Пароход Бабелон - [47]

Шрифт
Интервал

Все та же седая прядка в волосах. Все та же улыбочка хохмача.

– Чего на меня смотреть, дай на тебя взгляну! Эх, время-время, лошади-кони!.. – и поправил комиссару берет с париком.

– Как ты меня отыскал?

– Простого проще. Ты же теперь у нас широко известен. Прочел твой очерк о НЭПэ в «Огоньке», позвонил в редакцию, они мне, мол, Е точка Милькин состоит в штате газеты «Труд», ищите там.

Ефим поспешил сказать:

– Здорово!..

На что Шанька тут же:

– Замечательно пишешь, комиссар, человеку на краю пропасти – в помощь каждое твое слово, – и опять воздух ртом подсосал.

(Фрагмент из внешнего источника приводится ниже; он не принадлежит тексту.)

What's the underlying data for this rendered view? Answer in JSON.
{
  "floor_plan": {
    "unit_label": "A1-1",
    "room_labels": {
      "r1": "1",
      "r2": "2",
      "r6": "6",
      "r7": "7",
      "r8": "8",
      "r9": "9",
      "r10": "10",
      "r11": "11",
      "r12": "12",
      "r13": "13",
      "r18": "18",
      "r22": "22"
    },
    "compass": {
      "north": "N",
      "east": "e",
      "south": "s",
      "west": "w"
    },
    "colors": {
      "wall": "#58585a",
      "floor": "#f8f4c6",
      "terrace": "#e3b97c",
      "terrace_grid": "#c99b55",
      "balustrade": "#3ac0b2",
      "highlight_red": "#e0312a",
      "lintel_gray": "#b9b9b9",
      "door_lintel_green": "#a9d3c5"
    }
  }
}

– А ты что ж, на краю пропасти?

Шаня отодвинулся на шаг. Руки опустил, будто опоздавший на поезд пассажир. Вздохнул. Поставил в книге судеб точку где-то за железнодорожным горизонтом.

Ох как же любил Джорж Иванович Бей с такими размазанными жизнью товарищами в Фонтенбло поработать. Погонять их от всей своей армяно-греческой души с лопатами и тележками.

– У тебя время есть? – спросил Ефим, чувствуя, что Шаня искал его не для того, чтобы сказать, как он замечательно пишет.

– Чего-чего, а времени у меня, комиссар, вагон. Теперь – вагон, – и глаза какие-то незнакомо-рысьи сделал.

– Понятно. Давай посидим где-нибудь, ты мне все расскажешь. Голодный? Вижу, что голодный, – и добавил, заметив, как стушевался фронтовой друг: – Угощаю.

И они отправились в «Ладью» – ресторанчик на Пушечной.


Добирались, беседуя ни о чем, дабы не расплескать на улице важный разговор. То о новой Москве парой-тройкой фраз перекинуться, то о новой весне, подробно зафиксированной камерой Родченко (Шаня увлекся фотографией, жонглировал именами великих фотографов), то проедутся по советской фамильярности и трамвайному хамству, а то перескочат с немилосердного «писка моды» на далекое «вечное», у которого все сегодняшние дела оказываются в завтрашней шляпе.

Шаня не отказал себе в удовольствии вспомнить одесское детство, сопроводив воспоминание бородатым анекдотом, а Ефим уже в минутах ходьбы от «Ладьи» отметил вслух переливчатый выгиб икры забросившей ногу на ногу красотки, сидевшей на большом чемодане.

– Такие вот – в шляпке с зеленым перышком и с широкой крестьянской улыбкой – часто на улице оказываются.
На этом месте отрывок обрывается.